Services from the people who know ActiveMQ best

Of the many firms that offer services and support, FuseSource stood apart because the ActiveMQ Project Management Committee (PMC) Chair and many of the key committers are employees of FuseSource, and it was important to CERN that services and subscriptions come from the people who developed and influence the project.

It was also important to CERN that they have access to stable and productized releases. FuseSource takes the Apache projects, performs additional QA tests, certifies them, and releases the products with version numbers. With CERN looking to deploy ActiveMQ at so many sites, having stable, trackable releases was critical.

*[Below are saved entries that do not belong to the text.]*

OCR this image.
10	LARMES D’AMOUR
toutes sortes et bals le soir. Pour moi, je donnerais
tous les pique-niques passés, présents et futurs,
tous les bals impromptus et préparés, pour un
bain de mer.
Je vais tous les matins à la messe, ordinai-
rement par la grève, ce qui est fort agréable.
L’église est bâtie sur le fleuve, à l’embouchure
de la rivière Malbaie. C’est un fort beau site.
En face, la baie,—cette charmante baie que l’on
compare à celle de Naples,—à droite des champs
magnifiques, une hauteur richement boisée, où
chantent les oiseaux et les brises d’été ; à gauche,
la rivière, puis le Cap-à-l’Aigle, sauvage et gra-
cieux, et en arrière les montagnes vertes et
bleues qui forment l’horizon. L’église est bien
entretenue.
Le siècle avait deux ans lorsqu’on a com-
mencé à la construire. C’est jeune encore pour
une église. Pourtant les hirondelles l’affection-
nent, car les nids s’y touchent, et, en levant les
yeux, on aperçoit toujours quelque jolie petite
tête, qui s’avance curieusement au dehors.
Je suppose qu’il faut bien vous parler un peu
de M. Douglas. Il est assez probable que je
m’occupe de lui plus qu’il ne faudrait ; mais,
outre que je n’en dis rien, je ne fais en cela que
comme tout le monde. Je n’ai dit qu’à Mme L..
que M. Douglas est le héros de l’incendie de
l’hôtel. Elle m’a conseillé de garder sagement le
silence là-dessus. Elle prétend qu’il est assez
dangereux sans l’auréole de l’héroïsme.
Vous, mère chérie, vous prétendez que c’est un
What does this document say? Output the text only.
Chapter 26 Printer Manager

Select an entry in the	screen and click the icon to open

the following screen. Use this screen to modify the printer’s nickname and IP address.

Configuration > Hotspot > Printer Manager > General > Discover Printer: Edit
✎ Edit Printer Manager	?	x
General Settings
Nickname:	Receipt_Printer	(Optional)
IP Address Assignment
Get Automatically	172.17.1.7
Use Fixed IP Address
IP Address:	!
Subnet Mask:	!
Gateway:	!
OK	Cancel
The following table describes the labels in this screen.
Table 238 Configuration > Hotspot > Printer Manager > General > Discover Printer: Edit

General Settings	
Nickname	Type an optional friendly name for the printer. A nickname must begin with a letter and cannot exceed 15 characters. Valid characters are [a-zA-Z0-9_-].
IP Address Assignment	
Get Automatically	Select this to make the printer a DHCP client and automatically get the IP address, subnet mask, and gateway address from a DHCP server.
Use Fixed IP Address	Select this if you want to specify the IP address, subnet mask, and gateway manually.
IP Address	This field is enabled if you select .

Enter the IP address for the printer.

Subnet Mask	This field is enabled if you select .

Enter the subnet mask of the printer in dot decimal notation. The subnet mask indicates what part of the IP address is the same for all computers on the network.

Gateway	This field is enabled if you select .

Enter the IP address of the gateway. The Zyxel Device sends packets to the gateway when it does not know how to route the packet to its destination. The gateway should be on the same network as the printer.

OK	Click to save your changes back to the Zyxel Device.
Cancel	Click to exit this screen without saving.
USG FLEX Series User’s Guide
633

One of the first things CERN wanted to do with ActiveMQ was to make it work with the STOMP protocol for a few of their users. This required expertise that went beyond the skill set of the grid operations group at CERN, so they brought in expert consulting from FuseSource. Their work resulted in improvements to ActiveMQ that were submitted to Apache, and were included in the next build of the project.

Deploying with ActiveMQ

In 2009, CERN began deploying Fuse Message Broker®, the enterprise version of Apache ActiveMQ, across the grid. Installation and transition went smoothly, and soon service nodes were sending logs and other critical data in support of the various physics and biomedical projects running at CERN. When the LHC particle accelerator came back on line at the end of the year, the integration infrastructure began to run at peak capacity.

CERN now sends several million messages a day through the ActiveMQ infrastructure from components deployed all of the 34 partner countries. This comes with improved reliability in the system and reduced load to operate it.

Benefits:

Beyond ActiveMQ

With the success of ActiveMQ, CERN is beginning to investigate using Fuse Mediation Router®, the enterprise version of Apache Camel for message routing. Apache Camel is a tool for integrating services, applications, and transport protocols using Enterprise Integration Patterns.

Apache Camel is a rule-based routing and transport mediation engine that combines the ease of basic POJO development with the clarity of a standard notation for integration patterns. CERN will be using Camel to rout messages to the right place, and this will allow them to remove routing logic from applications. This will simplify development at the service nodes, and further reduce the footprint of the integration infrastructure.

CERN set out to reduce the brittleness of its ad hoc integration infrastructure, and turned to Apache ActiveMQ for its robustness, low cost, and flexible licensing. The project was a success, and CERN was soon sharing data securely and efficiently across the operation grid. As a result, CERN’s projects were able to spend more human and computing resources on advancing science.

FuseSource was an instrumental player in making it possible. It provided the enterprise-class services and subscriptions the grid operations group needed, and is an option for all service node locations that want additional help. Between the leading open source software, world-class support, and CERN, science is taking a great leap forward.